Before I joined Starburst, I worked in the AdTech industry where companies buy and sell user data for online targeting advertisement campaigns or ML/AI-based product development. There, I experienced three critical technological pains widespread in the industry.
First, the process of building a suitable pipeline can be highly arduous, because each company has a unique way of managing its data.
Second, data transfer produces duplicative historical data where the same data unnecessarily sits on multiple object storage.
Third, companies have to run recurring ETL jobs like filtering out opt-out user data or updating timestamps on existing data sets to comply with privacy laws (CCPA, GDPR, etc) or to keep the data value.
At Starburst, I discovered that its data federation, access control, Trino fault tolerance, and granular task retires features have great potential to solve the three critical pains that AdTech companies experience today.
Figure 1: Existing User Data Journey
Figure 1 shows my understanding of how user data travels from the moment of origination, and back to the user. The app collects user data (email address, IP address, GPS location, etc). Because the individual app does not have enough scale, data brokers aggregate data to create bigger data sets. Then, the data aggregators sell the data sets to different players like data marketplaces and agencies that help their own brand clients purchase data. The brand customers utilize user data for their own business goals, such as targeting ad campaigns or product research and development.
Every time the data set transfers over to different players, the following pain points repeat themselves:
- Identifying similarities and differences between each other’s systems
- Building custom pipelines
- Transferring data
- Maintaining the pipeline health
- Managing historical data
On the other hand, Starburst’s data federation, access control, Trino fault tolerance, and granular task retries features alleviate such struggles.
Data federation simplifies data management
Figure 2: External Database Federation
Data federation allows companies to save time and effort to bridge the gap between different systems. Figure 2 shows one of the common painful situations for data transfer. If one uses AWS and the other Azure, finding the optimal and safe way to transfer data on a regular basis can become highly complicated. But even though one uses MongoDB on Azure and the other uses MySQL database on AWS, data federation with Starburst can provide adequate solutions for both parties to have easier access to the dataset. This also allows companies to continue using existing tools and systems, saving a huge amount of engineering and hardware resources that architecture modification can incur.

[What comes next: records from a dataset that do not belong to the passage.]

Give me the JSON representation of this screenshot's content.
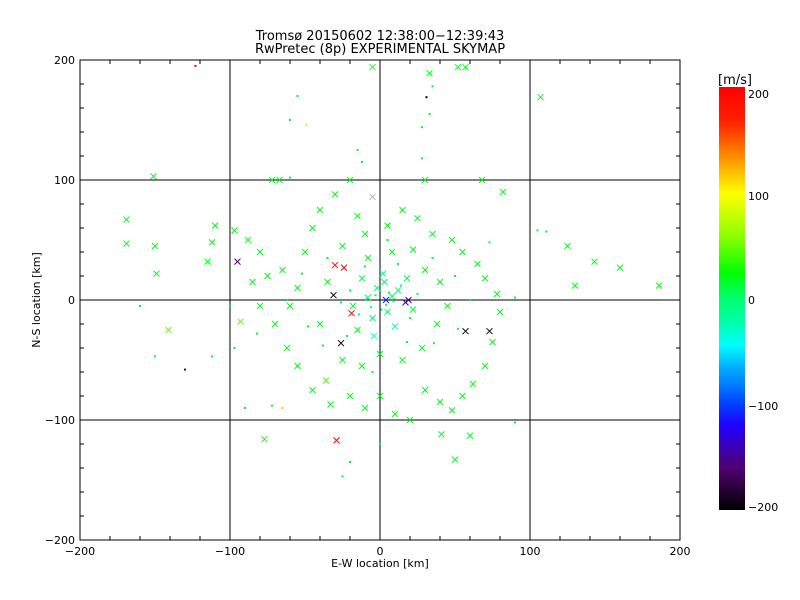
{
  "chart_data": {
    "type": "scatter",
    "title": "Tromsø 20150602 12:38:00−12:39:43",
    "subtitle": "RwPretec (8p) EXPERIMENTAL SKYMAP",
    "xlabel": "E-W location [km]",
    "ylabel": "N-S location [km]",
    "xlim": [
      -200,
      200
    ],
    "ylim": [
      -200,
      200
    ],
    "xticks": [
      "−200",
      "−100",
      "0",
      "100",
      "200"
    ],
    "yticks": [
      "−200",
      "−100",
      "0",
      "100",
      "200"
    ],
    "xtick_values": [
      -200,
      -100,
      0,
      100,
      200
    ],
    "ytick_values": [
      -200,
      -100,
      0,
      100,
      200
    ],
    "grid": true,
    "colorbar": {
      "label": "[m/s]",
      "range": [
        -200,
        200
      ],
      "ticks": [
        "200",
        "100",
        "0",
        "−100",
        "−200"
      ],
      "tick_values": [
        200,
        100,
        0,
        -100,
        -200
      ]
    },
    "point_fields": [
      "x_km",
      "y_km",
      "velocity_m_s",
      "marker_cross"
    ],
    "points": [
      [
        -123,
        195,
        190,
        0
      ],
      [
        -49,
        146,
        110,
        0
      ],
      [
        31,
        169,
        -200,
        0
      ],
      [
        -5,
        194,
        20,
        1
      ],
      [
        33,
        189,
        20,
        1
      ],
      [
        107,
        169,
        20,
        1
      ],
      [
        52,
        194,
        20,
        1
      ],
      [
        57,
        194,
        20,
        1
      ],
      [
        -130,
        -58,
        -150,
        0
      ],
      [
        186,
        12,
        20,
        1
      ],
      [
        160,
        27,
        20,
        1
      ],
      [
        143,
        32,
        20,
        1
      ],
      [
        130,
        12,
        20,
        1
      ],
      [
        125,
        45,
        20,
        1
      ],
      [
        111,
        57,
        20,
        0
      ],
      [
        -169,
        67,
        20,
        1
      ],
      [
        -169,
        47,
        20,
        1
      ],
      [
        -150,
        45,
        20,
        1
      ],
      [
        -149,
        22,
        20,
        1
      ],
      [
        -141,
        -25,
        50,
        1
      ],
      [
        -151,
        103,
        20,
        1
      ],
      [
        -95,
        32,
        -160,
        1
      ],
      [
        -30,
        29,
        190,
        1
      ],
      [
        -24,
        27,
        195,
        1
      ],
      [
        -19,
        -11,
        195,
        1
      ],
      [
        -29,
        -117,
        195,
        1
      ],
      [
        -77,
        -116,
        20,
        1
      ],
      [
        57,
        -26,
        -200,
        1
      ],
      [
        73,
        -26,
        -190,
        1
      ],
      [
        -26,
        -36,
        -200,
        1
      ],
      [
        -31,
        4,
        -200,
        1
      ],
      [
        4,
        0,
        -110,
        1
      ],
      [
        17,
        -2,
        -130,
        1
      ],
      [
        19,
        0,
        -150,
        1
      ],
      [
        50,
        -133,
        15,
        1
      ],
      [
        41,
        -112,
        15,
        1
      ],
      [
        60,
        -113,
        15,
        1
      ],
      [
        -33,
        -87,
        15,
        1
      ],
      [
        -36,
        -67,
        40,
        1
      ],
      [
        -93,
        -18,
        50,
        1
      ],
      [
        -5,
        86,
        null,
        1
      ],
      [
        -20,
        100,
        20,
        1
      ],
      [
        -67,
        100,
        20,
        1
      ],
      [
        -72,
        100,
        20,
        1
      ],
      [
        -60,
        102,
        20,
        0
      ],
      [
        30,
        100,
        20,
        1
      ],
      [
        68,
        100,
        20,
        1
      ],
      [
        82,
        90,
        20,
        1
      ],
      [
        -110,
        62,
        20,
        1
      ],
      [
        -112,
        48,
        20,
        1
      ],
      [
        -115,
        32,
        20,
        1
      ],
      [
        -97,
        58,
        20,
        1
      ],
      [
        -88,
        50,
        20,
        1
      ],
      [
        -80,
        40,
        20,
        1
      ],
      [
        -75,
        20,
        20,
        1
      ],
      [
        -65,
        25,
        20,
        1
      ],
      [
        -55,
        10,
        20,
        1
      ],
      [
        -50,
        40,
        20,
        1
      ],
      [
        -45,
        60,
        20,
        1
      ],
      [
        -40,
        75,
        20,
        1
      ],
      [
        -30,
        88,
        20,
        1
      ],
      [
        -15,
        70,
        20,
        1
      ],
      [
        -10,
        55,
        20,
        1
      ],
      [
        5,
        62,
        20,
        1
      ],
      [
        15,
        75,
        20,
        1
      ],
      [
        25,
        68,
        20,
        1
      ],
      [
        35,
        55,
        20,
        1
      ],
      [
        48,
        50,
        20,
        1
      ],
      [
        55,
        40,
        20,
        1
      ],
      [
        65,
        30,
        20,
        1
      ],
      [
        70,
        18,
        20,
        1
      ],
      [
        78,
        5,
        20,
        1
      ],
      [
        80,
        -10,
        20,
        1
      ],
      [
        75,
        -35,
        20,
        1
      ],
      [
        70,
        -55,
        20,
        1
      ],
      [
        62,
        -70,
        20,
        1
      ],
      [
        55,
        -80,
        20,
        1
      ],
      [
        48,
        -92,
        20,
        1
      ],
      [
        40,
        -85,
        20,
        1
      ],
      [
        30,
        -75,
        20,
        1
      ],
      [
        20,
        -100,
        20,
        1
      ],
      [
        10,
        -95,
        20,
        1
      ],
      [
        0,
        -80,
        20,
        1
      ],
      [
        -10,
        -90,
        20,
        1
      ],
      [
        -20,
        -80,
        20,
        1
      ],
      [
        -45,
        -75,
        20,
        1
      ],
      [
        -55,
        -55,
        20,
        1
      ],
      [
        -62,
        -40,
        20,
        1
      ],
      [
        -70,
        -20,
        20,
        1
      ],
      [
        -80,
        -5,
        20,
        1
      ],
      [
        -85,
        15,
        20,
        1
      ],
      [
        -60,
        -5,
        20,
        1
      ],
      [
        -40,
        -20,
        20,
        1
      ],
      [
        -35,
        15,
        20,
        1
      ],
      [
        -25,
        45,
        20,
        1
      ],
      [
        -8,
        35,
        20,
        1
      ],
      [
        8,
        40,
        20,
        1
      ],
      [
        22,
        42,
        20,
        1
      ],
      [
        30,
        25,
        20,
        1
      ],
      [
        40,
        15,
        20,
        1
      ],
      [
        45,
        -5,
        20,
        1
      ],
      [
        38,
        -20,
        20,
        1
      ],
      [
        28,
        -40,
        20,
        1
      ],
      [
        15,
        -50,
        20,
        1
      ],
      [
        0,
        -45,
        20,
        1
      ],
      [
        -12,
        -55,
        20,
        1
      ],
      [
        -25,
        -50,
        20,
        1
      ],
      [
        -15,
        -25,
        20,
        1
      ],
      [
        -5,
        -15,
        0,
        1
      ],
      [
        5,
        -10,
        0,
        1
      ],
      [
        12,
        8,
        0,
        1
      ],
      [
        -2,
        10,
        0,
        1
      ],
      [
        -8,
        2,
        5,
        1
      ],
      [
        8,
        3,
        5,
        1
      ],
      [
        3,
        15,
        5,
        1
      ],
      [
        -12,
        18,
        10,
        1
      ],
      [
        18,
        18,
        10,
        1
      ],
      [
        22,
        -8,
        10,
        1
      ],
      [
        -18,
        -5,
        10,
        1
      ],
      [
        10,
        -22,
        -30,
        1
      ],
      [
        -4,
        -30,
        -40,
        1
      ],
      [
        2,
        22,
        -20,
        1
      ],
      [
        -6,
        -6,
        0,
        0
      ],
      [
        6,
        6,
        0,
        0
      ],
      [
        -3,
        4,
        0,
        0
      ],
      [
        4,
        -4,
        0,
        0
      ],
      [
        9,
        -1,
        0,
        0
      ],
      [
        -9,
        1,
        0,
        0
      ],
      [
        0,
        8,
        0,
        0
      ],
      [
        1,
        -8,
        0,
        0
      ],
      [
        14,
        12,
        0,
        0
      ],
      [
        -14,
        -12,
        0,
        0
      ],
      [
        -20,
        8,
        10,
        0
      ],
      [
        20,
        -15,
        10,
        0
      ],
      [
        25,
        5,
        10,
        0
      ],
      [
        -26,
        -2,
        10,
        0
      ],
      [
        12,
        30,
        15,
        0
      ],
      [
        -10,
        28,
        15,
        0
      ],
      [
        -22,
        -30,
        15,
        0
      ],
      [
        18,
        -35,
        15,
        0
      ],
      [
        35,
        35,
        20,
        0
      ],
      [
        -35,
        35,
        20,
        0
      ],
      [
        -38,
        -38,
        20,
        0
      ],
      [
        36,
        -36,
        20,
        0
      ],
      [
        50,
        20,
        20,
        0
      ],
      [
        -52,
        22,
        20,
        0
      ],
      [
        -48,
        -22,
        20,
        0
      ],
      [
        52,
        -24,
        20,
        0
      ],
      [
        5,
        50,
        20,
        0
      ],
      [
        -5,
        -60,
        20,
        0
      ],
      [
        60,
        0,
        20,
        0
      ],
      [
        -62,
        0,
        20,
        0
      ],
      [
        -90,
        -90,
        20,
        0
      ],
      [
        -72,
        -88,
        20,
        0
      ],
      [
        90,
        -102,
        20,
        0
      ],
      [
        -160,
        -5,
        20,
        0
      ],
      [
        -150,
        -47,
        20,
        0
      ],
      [
        -112,
        -47,
        20,
        0
      ],
      [
        -97,
        -40,
        20,
        0
      ],
      [
        105,
        58,
        20,
        0
      ],
      [
        -100,
        -5,
        20,
        0
      ],
      [
        -65,
        -90,
        120,
        0
      ],
      [
        -20,
        -135,
        20,
        0
      ],
      [
        -25,
        -147,
        20,
        0
      ],
      [
        0,
        -120,
        20,
        0
      ],
      [
        -55,
        170,
        20,
        0
      ],
      [
        -60,
        150,
        20,
        0
      ],
      [
        28,
        144,
        20,
        0
      ],
      [
        35,
        178,
        20,
        0
      ],
      [
        33,
        155,
        20,
        0
      ],
      [
        -15,
        125,
        20,
        0
      ],
      [
        28,
        118,
        20,
        0
      ],
      [
        -12,
        115,
        20,
        0
      ],
      [
        73,
        48,
        20,
        0
      ],
      [
        90,
        2,
        20,
        0
      ],
      [
        -82,
        -28,
        20,
        0
      ]
    ]
  }
}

Secure and fast access to data
Figure 3: Single point of access
Second, Starburst’s access control capacity via built-in access control or Apache Ranger can reduce the frequency of data duplication by providing a single point of access to multiple users. Figure 3 shows that, whether users are in the marketing department or the R&D department, they can access the same database to query data instead of copying and pasting duplicate data sets to each department’s separate databases. It is easy to configure any user’s correct access rights to catalogs, individual schemas, and tables and can save resources to manage a database without needing to duplicate data for access controls.
Stable ETL jobs
Third, Trino’s fault tolerance and granular task retries can contribute to the way companies keep their user data clean and legally safe under a federated data ecosystem. These new features help Starburst users to run more stable ETL jobs through better adaptive planning, resource management, and fine-grained failure recovery. Due to privacy laws like CCPA and GDPR, AdTech companies are responsible for removing the data of users who request to remove their personal data from their system. Also, the value of data declines without refreshing the data scan timestamp frequently, because old user data has lower accuracy. The filtration of such opt-out users and updating timestamps process can run on all databases federated under Starburst, where companies can expect more cost and time-efficient ETL processes.
Balancing risk, cost optimization, and query performance
AdTech companies and Starburst should carefully consider legal risk, cost optimization, and query performance. Especially, the concept of federating databases of different company entities requires a more in-depth review. Still, Starburst is the pioneer and leader in data query engines, especially in data federation, which makes it the single best choice for AdTech companies to reach out to.